Critiche anche dall’Alleanza per le professioni mediche (Apm)
«Le Regioni - sostiene l’Alleanza - piuttosto che incidere sugli sprechi che sono sotto gli occhi di tutti, compresa la magistratura, hanno scelto di tagliare ancora una volta i servizi sanitari ai cittadini e di far ricadere sacrifici e oneri sui medici. Nessun sacrificio viene invece richiesto ai ricchi emolumenti dei consiglieri regionali e dei vertici delle partecipate regionali.

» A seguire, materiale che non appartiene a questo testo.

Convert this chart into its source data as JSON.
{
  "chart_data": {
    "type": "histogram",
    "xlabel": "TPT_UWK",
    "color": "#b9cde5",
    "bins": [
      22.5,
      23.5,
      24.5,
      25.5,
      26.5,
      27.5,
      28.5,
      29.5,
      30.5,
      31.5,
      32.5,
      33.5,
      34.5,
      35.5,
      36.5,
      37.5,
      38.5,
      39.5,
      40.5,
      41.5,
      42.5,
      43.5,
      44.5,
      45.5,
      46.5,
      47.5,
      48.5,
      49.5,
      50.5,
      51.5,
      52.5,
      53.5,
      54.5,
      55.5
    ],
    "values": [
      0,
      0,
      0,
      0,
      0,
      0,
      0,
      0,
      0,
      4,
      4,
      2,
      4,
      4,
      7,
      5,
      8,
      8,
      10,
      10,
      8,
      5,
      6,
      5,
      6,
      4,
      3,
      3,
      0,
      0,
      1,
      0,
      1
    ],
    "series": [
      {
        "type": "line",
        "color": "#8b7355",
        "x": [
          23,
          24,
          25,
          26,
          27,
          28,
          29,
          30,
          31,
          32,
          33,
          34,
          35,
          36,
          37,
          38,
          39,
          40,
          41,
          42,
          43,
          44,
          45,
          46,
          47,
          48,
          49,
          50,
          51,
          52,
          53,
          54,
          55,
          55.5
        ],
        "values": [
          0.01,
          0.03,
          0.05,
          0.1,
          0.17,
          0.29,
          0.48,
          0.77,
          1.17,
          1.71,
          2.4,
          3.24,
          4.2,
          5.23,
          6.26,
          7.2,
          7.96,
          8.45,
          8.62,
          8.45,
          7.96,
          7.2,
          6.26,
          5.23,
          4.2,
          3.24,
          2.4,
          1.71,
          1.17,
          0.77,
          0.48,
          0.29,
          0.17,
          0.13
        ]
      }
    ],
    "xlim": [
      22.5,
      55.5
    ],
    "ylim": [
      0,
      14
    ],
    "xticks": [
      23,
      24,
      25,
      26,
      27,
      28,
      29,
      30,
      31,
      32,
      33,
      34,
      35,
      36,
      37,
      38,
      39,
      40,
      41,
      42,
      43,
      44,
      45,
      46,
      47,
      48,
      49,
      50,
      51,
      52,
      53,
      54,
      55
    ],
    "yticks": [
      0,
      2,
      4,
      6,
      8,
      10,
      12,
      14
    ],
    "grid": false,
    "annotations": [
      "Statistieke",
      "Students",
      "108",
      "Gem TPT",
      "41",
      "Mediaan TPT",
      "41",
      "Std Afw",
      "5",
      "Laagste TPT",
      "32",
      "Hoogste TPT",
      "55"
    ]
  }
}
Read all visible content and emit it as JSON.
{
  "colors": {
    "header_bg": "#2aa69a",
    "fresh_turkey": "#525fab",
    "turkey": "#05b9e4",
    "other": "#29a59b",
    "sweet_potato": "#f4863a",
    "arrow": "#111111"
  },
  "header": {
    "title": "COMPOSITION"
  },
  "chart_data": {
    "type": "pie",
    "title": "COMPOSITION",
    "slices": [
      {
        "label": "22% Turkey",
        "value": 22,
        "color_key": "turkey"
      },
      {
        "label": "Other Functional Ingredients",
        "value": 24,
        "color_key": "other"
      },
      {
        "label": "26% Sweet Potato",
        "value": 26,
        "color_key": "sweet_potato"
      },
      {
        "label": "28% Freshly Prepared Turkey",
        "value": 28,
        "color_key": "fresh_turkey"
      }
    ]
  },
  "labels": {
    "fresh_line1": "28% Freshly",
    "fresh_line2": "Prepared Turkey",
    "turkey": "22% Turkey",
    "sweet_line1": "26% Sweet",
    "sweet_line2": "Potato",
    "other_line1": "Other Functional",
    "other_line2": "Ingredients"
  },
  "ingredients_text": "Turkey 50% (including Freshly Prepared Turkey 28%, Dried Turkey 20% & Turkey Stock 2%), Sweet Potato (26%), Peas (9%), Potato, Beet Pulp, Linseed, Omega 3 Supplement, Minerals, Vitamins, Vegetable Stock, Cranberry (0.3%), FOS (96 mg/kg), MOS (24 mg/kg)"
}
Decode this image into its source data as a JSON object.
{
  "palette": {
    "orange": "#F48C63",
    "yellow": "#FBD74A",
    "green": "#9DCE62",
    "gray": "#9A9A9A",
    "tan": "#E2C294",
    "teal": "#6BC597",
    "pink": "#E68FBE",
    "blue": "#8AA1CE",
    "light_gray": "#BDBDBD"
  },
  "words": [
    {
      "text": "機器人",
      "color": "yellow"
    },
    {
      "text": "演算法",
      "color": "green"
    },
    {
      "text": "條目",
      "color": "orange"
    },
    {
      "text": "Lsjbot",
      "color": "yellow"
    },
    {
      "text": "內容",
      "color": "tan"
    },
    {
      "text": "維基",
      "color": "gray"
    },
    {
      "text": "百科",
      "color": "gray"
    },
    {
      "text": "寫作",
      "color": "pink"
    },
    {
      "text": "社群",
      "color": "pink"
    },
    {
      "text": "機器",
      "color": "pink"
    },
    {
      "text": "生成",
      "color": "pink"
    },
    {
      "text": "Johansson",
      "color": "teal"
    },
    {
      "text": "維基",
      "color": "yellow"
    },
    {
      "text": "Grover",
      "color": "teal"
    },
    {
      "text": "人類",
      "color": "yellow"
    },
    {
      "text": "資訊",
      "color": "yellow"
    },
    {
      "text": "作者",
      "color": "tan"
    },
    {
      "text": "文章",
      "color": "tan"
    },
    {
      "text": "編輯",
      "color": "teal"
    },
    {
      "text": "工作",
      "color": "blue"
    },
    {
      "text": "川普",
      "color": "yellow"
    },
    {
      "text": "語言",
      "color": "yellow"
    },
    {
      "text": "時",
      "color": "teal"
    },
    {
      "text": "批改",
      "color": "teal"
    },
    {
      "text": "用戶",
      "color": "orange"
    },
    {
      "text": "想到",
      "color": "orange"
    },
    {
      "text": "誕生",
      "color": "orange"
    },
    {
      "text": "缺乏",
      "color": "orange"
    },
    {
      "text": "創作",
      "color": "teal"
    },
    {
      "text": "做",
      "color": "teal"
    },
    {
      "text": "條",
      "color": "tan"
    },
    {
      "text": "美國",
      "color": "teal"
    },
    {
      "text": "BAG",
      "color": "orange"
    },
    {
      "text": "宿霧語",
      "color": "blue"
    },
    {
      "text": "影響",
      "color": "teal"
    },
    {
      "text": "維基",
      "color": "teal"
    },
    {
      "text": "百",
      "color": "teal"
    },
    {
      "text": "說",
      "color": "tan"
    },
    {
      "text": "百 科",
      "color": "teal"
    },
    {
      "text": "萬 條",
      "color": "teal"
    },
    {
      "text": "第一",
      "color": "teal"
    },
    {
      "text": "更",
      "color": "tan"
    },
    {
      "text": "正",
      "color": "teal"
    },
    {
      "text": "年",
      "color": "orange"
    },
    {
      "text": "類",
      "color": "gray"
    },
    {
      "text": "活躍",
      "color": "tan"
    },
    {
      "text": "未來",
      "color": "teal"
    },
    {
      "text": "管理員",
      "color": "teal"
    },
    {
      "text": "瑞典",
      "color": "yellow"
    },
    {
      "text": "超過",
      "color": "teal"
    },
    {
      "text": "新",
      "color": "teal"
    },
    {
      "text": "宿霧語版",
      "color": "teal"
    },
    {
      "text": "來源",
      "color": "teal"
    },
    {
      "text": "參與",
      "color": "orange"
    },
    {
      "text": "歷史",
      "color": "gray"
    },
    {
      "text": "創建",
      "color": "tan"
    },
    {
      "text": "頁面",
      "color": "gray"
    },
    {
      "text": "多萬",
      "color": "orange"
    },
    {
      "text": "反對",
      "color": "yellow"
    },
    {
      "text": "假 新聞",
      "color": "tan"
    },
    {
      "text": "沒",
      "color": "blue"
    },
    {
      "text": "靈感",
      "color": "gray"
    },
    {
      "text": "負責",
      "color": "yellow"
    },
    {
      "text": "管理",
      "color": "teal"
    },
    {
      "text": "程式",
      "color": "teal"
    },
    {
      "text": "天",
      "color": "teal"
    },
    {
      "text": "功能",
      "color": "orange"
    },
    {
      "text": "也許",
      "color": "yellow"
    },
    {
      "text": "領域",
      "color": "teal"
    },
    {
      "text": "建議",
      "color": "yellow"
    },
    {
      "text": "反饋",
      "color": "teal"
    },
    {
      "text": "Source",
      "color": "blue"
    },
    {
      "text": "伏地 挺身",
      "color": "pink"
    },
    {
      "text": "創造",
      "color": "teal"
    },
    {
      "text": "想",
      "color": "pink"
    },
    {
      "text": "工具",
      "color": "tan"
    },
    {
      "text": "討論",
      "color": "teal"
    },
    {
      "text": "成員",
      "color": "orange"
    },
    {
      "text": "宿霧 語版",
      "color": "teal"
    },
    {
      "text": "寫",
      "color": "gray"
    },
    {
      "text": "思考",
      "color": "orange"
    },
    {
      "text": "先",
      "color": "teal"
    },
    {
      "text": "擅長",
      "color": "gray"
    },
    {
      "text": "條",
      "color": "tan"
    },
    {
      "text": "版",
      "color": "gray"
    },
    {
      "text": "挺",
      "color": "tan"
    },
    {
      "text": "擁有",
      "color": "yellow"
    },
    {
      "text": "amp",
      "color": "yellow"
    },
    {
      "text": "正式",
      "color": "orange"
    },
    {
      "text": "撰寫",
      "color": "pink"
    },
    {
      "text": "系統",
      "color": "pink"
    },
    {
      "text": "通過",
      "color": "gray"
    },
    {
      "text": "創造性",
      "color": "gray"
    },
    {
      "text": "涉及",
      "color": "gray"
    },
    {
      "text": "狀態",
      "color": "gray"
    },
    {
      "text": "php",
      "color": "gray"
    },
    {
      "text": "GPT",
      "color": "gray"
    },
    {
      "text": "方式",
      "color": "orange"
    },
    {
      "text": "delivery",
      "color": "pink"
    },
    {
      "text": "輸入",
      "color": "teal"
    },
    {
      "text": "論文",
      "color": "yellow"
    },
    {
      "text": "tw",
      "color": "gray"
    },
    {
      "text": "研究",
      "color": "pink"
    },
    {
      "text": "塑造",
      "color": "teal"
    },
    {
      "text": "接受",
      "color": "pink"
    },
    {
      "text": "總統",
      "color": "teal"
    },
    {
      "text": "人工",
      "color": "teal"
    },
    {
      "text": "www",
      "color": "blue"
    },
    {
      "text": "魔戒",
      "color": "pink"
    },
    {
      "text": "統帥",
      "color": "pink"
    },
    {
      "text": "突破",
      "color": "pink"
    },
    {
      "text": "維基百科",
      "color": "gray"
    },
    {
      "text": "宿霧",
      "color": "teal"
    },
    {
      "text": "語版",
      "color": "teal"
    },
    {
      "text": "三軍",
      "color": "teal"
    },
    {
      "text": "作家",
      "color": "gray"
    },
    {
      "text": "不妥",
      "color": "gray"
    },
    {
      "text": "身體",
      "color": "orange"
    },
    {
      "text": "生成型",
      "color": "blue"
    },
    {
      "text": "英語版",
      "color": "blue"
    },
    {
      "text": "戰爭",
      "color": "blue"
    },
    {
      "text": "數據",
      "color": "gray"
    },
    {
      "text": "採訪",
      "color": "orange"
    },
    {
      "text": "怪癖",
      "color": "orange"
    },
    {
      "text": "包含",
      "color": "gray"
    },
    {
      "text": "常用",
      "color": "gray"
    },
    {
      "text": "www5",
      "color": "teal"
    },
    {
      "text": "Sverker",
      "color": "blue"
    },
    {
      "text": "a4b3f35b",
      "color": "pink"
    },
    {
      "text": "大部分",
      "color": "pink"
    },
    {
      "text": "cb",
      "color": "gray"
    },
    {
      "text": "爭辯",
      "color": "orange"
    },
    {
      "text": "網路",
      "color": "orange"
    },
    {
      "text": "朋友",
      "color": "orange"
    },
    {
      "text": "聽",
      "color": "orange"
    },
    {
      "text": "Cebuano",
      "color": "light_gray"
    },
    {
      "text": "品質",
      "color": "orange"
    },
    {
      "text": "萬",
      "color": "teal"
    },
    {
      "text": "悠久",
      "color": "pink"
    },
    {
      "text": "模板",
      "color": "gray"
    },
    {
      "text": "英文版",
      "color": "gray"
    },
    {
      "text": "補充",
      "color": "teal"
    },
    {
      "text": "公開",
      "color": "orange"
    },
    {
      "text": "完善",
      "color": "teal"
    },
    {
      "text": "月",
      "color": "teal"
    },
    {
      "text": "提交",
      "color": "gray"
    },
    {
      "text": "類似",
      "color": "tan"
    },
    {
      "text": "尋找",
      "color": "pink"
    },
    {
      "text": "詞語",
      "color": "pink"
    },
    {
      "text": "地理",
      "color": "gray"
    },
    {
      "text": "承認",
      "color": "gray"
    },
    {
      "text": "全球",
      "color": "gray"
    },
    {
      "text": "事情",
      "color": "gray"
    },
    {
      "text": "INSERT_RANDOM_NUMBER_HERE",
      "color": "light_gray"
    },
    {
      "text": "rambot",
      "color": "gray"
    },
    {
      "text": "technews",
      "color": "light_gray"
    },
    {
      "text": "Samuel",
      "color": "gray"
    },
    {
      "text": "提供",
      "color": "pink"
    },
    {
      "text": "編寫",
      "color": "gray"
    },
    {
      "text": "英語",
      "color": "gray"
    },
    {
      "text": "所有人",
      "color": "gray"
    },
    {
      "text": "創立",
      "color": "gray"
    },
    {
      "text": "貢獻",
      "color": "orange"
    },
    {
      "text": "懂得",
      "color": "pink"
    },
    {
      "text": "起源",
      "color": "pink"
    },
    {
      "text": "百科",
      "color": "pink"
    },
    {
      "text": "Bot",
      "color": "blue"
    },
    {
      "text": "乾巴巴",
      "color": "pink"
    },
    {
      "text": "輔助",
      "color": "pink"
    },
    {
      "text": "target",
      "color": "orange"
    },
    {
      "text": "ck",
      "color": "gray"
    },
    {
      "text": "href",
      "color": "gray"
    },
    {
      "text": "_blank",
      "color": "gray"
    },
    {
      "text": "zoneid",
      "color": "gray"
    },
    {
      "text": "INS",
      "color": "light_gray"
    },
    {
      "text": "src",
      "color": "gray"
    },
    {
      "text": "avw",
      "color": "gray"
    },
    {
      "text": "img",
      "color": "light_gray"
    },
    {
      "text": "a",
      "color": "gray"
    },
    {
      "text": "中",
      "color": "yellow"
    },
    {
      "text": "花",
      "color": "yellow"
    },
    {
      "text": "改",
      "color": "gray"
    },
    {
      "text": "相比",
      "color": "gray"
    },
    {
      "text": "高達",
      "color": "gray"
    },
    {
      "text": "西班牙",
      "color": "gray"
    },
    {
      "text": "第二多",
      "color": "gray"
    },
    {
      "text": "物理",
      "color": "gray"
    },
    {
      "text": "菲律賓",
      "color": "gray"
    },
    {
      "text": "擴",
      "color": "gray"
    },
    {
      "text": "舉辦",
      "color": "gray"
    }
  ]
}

Inoltre, nessun ridimensionamento è in programma per quanto riguarda gli elefantiaci apparati burocratici regionali». Secondo Apm, inoltre, mentre gli operatori della sanità continuano a discutere sul “comma 566”, «la politica, assecondando i desiderata dell’Ipasvi, taglia i primariati medici e fa lievitare le strutture complesse delle professioni infermieristiche e amministrative, seguendo anche in questo il dettato del comma 566, ove prevede che “non debbano esserci maggiori spese per la finanza pubblica».

Ipavsi: «Non cercare capri espiatori, ma aprire un confronto costruttivo»
Pronta la replica dell’Ipasvi. «Il taglio delle strutture complesse (e semplici) - sottolinea il presidente, Barbara Mangiacavalli - è comparso nella prima bozza di standard ospedalieri a fine 2012. Ben prima quindi dell’accordo delle Regioni sulle competenze avanzate degli infermieri e quando ancora il 'comma 566' non era nemmeno nelle idee del legislatore . Poi nei primi documenti sul Patto della Salute è stato confermato sia come previsione diretta che successivamente con un rinvio agli stessi standard. In quelle bozze c’era anche l’eliminazione dei piccoli ospedali con meno di 60 posti letto, trasformata poi in una misura che riguardava solo le strutture private accreditate e ulteriormente, nella versione finale, solo chi ha meno di 40 posti letto e non è struttura monospecialistica». Insomma, secondo Ipasvi, «non bisogna cercare capri espiatori ma aprire le porte a un confronto costruttivo».